Type casting

There are only a hand full of types in JavaScript. Many operations implicitly convert one of the few types into another, in ways that can be unpredictable. One way to handle that uncertainty is to learn every single possible rule and combination, another is to convert the types explicitly on our own, so we don't get surprised. We call that conversion type casting, and it helps us avoid type confusion, which is one of the JavaScript Common Pitfalls.

We're going to concentrate on converting to strings and numbers, since they seem to come up the most often.

There are a handful of reliable ways to convert to a string. Concatenating with an existing string, calling the `String` constructor function (without new) on an item, calling .toString (on items that exist), and for a slightly different string representation, JSON.stringify.

var manyTypes = [ undefined , null , 1 , 'Foo' , {a:'b'} , ['c', 'd'] , /a/ , function () {} , new Date() ] var conversions = manyTypes.map(function (a) { return ( [ ''+a , String(a) , a ? a.toString() : 'N/A' , JSON.stringify(a) ] ) }) console.log(conversions)

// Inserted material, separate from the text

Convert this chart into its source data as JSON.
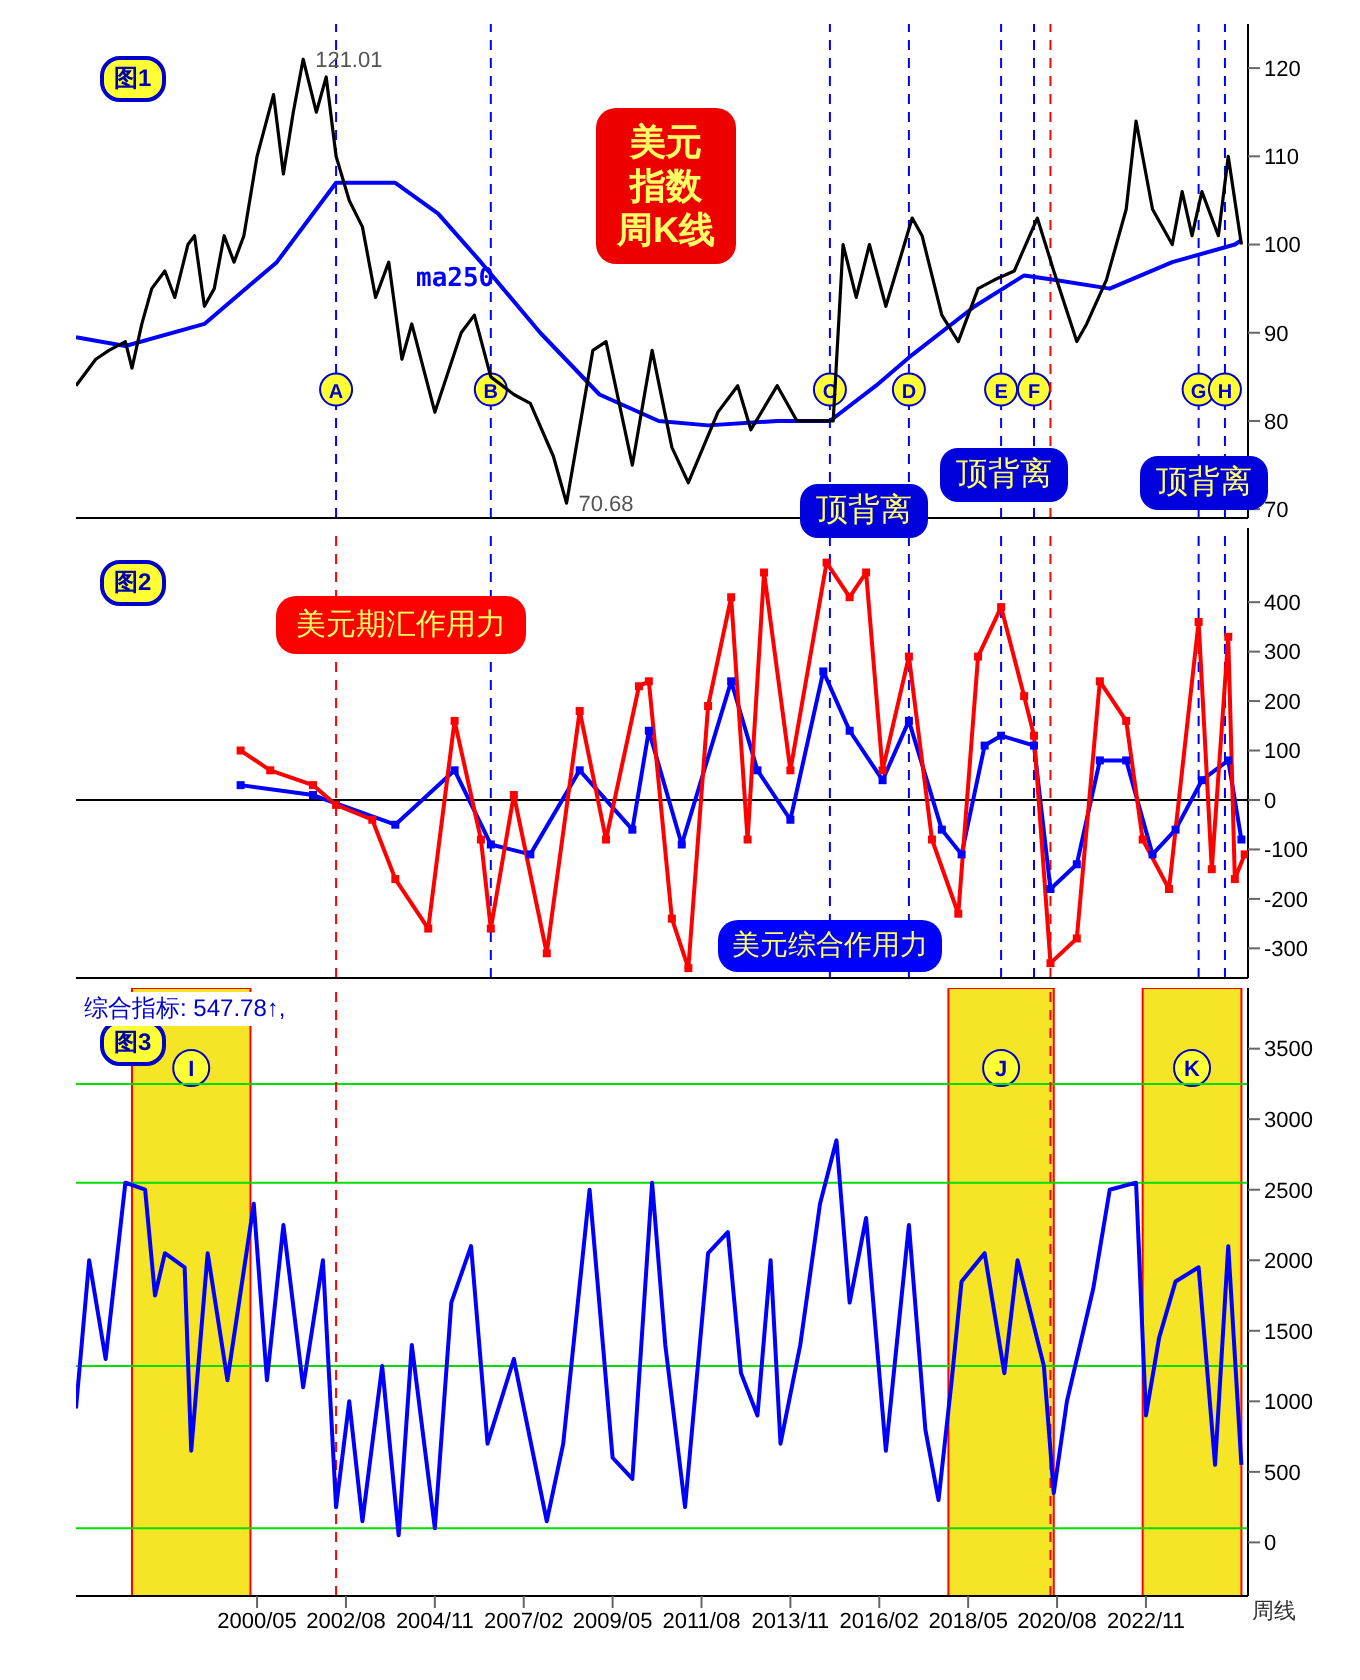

Which gives us the output:

[ [ 'undefined', 'undefined', 'N/A', undefined ], [ 'null', 'null', 'N/A', 'null' ], [ '1', '1', '1', '1' ], [ 'Foo', 'Foo', 'Foo', '"Foo"' ], [ '[object Object]', '[object Object]', '[object Object]', '{"a":"b"}' ], [ 'c,d', 'c,d', 'c,d', '["c","d"]' ], [ '/a/', '/a/', '/a/', '{}' ], [ 'function () {}', 'function () {}', 'function () {}', undefined ], [ 'Fri May 29 2015 22:43:53 GMT-0700 (PDT)', 'Fri May 29 2015 22:43:53 GMT-0700 (PDT)', 'Fri May 29 2015 22:43:53 GMT-0700 (PDT)', '"2015-05-30T05:43:53.206Z"' ] ]

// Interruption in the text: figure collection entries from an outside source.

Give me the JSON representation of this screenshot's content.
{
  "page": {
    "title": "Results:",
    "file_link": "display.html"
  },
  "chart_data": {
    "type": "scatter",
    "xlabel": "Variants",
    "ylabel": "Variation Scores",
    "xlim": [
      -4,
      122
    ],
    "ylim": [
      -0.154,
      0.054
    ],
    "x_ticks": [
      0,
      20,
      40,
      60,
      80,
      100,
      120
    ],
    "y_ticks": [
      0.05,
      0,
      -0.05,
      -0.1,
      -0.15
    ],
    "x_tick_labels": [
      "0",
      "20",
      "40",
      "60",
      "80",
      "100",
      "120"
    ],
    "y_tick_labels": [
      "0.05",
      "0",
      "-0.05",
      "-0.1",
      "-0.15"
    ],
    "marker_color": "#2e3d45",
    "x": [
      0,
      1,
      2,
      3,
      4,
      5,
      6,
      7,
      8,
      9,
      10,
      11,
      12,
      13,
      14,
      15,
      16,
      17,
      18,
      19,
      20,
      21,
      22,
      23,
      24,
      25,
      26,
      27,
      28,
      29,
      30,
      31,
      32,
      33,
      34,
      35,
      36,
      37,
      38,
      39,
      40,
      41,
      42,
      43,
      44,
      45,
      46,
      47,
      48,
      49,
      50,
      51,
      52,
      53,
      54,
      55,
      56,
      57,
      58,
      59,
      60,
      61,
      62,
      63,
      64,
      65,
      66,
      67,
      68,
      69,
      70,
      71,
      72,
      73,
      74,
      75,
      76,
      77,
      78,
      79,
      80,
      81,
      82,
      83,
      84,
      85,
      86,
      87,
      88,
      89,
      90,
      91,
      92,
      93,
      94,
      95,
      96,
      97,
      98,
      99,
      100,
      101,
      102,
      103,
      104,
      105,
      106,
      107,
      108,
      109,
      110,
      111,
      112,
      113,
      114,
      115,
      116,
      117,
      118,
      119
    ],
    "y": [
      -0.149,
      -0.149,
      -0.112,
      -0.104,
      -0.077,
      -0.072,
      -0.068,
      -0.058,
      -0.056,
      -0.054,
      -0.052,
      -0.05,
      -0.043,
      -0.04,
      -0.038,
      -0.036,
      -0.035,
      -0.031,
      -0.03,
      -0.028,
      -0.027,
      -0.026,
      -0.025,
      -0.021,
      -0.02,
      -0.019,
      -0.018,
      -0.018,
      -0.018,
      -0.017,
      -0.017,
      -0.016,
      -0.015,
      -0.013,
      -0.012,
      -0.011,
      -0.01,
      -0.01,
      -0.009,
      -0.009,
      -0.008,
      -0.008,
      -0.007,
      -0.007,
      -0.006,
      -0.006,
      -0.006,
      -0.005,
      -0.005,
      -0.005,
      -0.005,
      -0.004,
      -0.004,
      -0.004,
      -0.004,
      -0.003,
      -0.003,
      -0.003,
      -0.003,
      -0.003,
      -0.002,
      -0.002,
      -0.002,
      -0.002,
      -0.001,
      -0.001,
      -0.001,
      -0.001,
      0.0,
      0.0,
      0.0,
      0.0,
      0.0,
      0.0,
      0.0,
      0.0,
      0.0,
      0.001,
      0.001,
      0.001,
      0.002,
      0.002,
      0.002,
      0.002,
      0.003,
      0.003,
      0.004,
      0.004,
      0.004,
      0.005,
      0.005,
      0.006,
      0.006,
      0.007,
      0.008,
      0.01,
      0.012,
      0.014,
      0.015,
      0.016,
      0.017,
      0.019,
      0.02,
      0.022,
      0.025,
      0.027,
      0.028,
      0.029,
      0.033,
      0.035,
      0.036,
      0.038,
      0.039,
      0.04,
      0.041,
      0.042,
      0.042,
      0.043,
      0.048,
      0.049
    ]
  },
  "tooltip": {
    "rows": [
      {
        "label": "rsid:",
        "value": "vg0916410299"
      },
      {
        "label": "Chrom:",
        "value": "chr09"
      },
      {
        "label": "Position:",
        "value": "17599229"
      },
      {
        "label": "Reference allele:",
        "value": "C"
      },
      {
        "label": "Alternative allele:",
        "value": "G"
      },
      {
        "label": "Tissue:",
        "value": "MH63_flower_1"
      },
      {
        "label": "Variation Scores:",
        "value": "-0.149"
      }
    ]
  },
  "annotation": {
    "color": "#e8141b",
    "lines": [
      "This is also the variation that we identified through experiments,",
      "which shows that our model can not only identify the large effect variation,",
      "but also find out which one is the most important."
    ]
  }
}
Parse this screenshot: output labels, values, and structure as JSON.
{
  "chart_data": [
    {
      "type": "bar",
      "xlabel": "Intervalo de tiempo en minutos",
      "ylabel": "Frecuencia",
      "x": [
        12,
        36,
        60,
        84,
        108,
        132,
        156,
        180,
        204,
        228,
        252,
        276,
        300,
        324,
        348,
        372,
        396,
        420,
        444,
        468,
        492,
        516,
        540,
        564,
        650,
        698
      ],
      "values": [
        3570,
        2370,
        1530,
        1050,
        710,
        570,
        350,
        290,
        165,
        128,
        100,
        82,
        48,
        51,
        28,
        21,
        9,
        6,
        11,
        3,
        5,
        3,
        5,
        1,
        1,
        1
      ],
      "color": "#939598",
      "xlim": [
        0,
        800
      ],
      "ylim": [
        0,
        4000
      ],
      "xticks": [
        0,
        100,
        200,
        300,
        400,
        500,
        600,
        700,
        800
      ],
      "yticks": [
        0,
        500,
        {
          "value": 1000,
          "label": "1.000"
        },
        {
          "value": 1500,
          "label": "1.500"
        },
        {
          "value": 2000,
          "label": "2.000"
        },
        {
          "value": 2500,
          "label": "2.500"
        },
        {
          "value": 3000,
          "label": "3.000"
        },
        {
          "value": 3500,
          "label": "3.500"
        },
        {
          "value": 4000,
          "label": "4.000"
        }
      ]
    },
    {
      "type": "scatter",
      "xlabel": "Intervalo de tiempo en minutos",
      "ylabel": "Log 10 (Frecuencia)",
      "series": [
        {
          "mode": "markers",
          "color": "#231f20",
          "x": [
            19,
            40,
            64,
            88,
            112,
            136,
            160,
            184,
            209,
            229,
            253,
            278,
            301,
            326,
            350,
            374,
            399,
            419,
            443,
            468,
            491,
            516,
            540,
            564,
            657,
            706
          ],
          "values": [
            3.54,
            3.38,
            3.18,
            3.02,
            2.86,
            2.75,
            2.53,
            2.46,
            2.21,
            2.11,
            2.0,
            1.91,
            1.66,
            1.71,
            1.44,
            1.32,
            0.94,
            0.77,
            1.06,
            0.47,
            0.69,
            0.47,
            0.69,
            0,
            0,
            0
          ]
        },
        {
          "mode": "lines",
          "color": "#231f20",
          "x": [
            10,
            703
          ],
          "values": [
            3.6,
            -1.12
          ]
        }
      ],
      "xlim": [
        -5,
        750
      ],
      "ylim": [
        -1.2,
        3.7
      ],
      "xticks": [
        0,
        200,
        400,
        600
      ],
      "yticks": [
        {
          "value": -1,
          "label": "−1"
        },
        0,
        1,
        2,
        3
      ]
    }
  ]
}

The first three always give us the same output, except we can't directly call .toString from null or undefined. JSON.stringify gives us interesting results for the object, but it doesn't actually give us a string for undefined or the function, instead returning undefined! So, if we don't know what we're getting in, and we want to be sure it's a string going out, concat it with an exiting string (or empty string literal), or call the String function on it. Just remember not to use new String, that does something similar, but broken.

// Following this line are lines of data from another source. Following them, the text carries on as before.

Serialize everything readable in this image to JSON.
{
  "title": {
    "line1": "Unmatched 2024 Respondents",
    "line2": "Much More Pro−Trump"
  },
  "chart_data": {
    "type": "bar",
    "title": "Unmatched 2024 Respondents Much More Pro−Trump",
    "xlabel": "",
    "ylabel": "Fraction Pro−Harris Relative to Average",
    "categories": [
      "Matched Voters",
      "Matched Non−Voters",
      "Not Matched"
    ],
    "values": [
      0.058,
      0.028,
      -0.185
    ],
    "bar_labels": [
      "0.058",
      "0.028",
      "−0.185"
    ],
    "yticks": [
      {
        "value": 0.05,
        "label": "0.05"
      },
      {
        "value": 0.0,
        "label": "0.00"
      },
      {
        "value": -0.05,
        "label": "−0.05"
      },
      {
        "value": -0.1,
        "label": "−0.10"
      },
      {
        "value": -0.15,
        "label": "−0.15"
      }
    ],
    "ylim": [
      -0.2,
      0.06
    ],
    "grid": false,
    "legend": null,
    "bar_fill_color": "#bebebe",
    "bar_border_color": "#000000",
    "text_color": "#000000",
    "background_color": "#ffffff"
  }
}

Infact, to avoid that, stick with the ''+wantsToBeAString. On to numbers.

var manyTypes = [ null , true , 1000 , '999aaa' , '1234' , new Date() ] var conversions = manyTypes.map(function (a) { return ( [ +a , Number(a) , parseFloat(a) , a ? a.valueOf() : 'N/A' ] ) }) console.log(conversions)

Which results in:

[ [ 0, 0, NaN, 'N/A' ], [ 1, 1, NaN, true ], [ 1000, 1000, 1000, 1000 ], [ NaN, NaN, 999, '999aaa' ], [ 1234, 1234, 1234, '1234' ], [ 1432965276619, 1432965276619, NaN, 1432965276619 ] ]

This is a much sadder looking set of results. At least the unary `+` operator and the Number function give us the same results, and they are all numbers (yes, NaN is a number). parseFloat also gives us all numbers, and it makes better sense of the string that is letters followed by numbers, but it fails at null, true, and the date object. .valueOf is intended to give us the value of an object, and is what gets called on objects for math operations. But it doesn't work well with most of samples other than Date.

So it really comes down to the unary +, and parseFloat. If you want to convert strings that start with numbers and then may do something else, use parseFloat, but if you want to get nonNaN answers for oddball values (0 for falsey, 1 for truthy, etc) stick with the unary +.